Il m’eût été, je l’avoue, extrêmement difficile de répondre à votre invitation bienveillante, si vous ne m’eussiez exprimé le désir de me voir offrir en même temps au public une traduction de mes poèmes d’opéra, et indiqué par là le seul moyen qui me permît de vous complaire. Je dois le dire, je n’aurais pu prendre sur moi de me lancer encore une fois, comme il eût fallu m’y résoudre, dans un labyrinthe de considérations théoriques et de pures abstractions.

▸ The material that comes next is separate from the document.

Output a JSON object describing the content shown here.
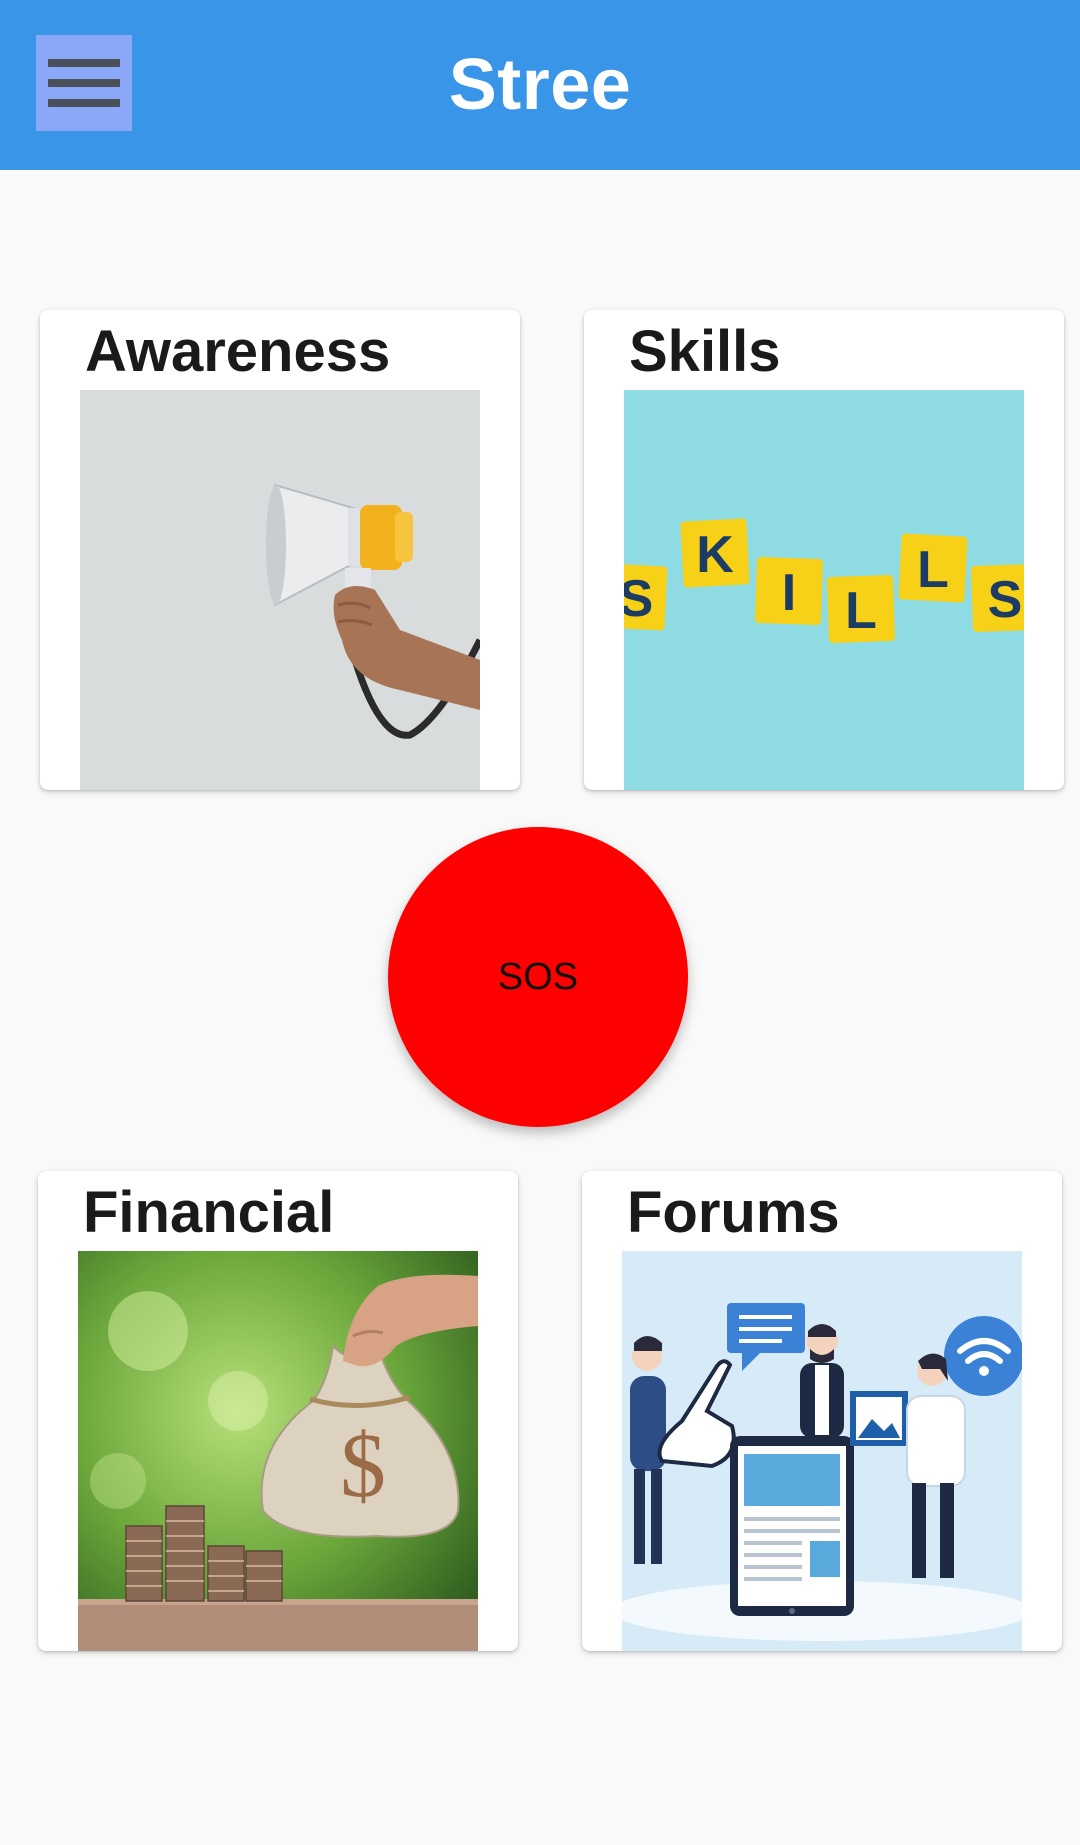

À la répugnance prononcée que j’ai maintenant à relire mes écrits théoriques, il m’est aisé de reconnaître qu’à l’époque où je les composai j’étais dans une situation d’esprit tout à fait anormale, dans une de ces situations où l’artiste peut se trouver une fois dans sa vie, mais non se replacer une seconde. Permettez-moi de vous décrire, avant tout, cet état dans ses traits essentiels, tels que je puis me les représenter aujourd’hui. Laissez-moi m’étendre un peu là-dessus ; je me flatte de vous faire saisir au moyen de cette peinture d’une disposition toute personnelle, la valeur de mes principes sur l’art ; il m’est d’ailleurs aussi impossible, à cette heure, de reprendre ces principes sous leur forme purement abstraite, que cela serait contraire au but que je me propose.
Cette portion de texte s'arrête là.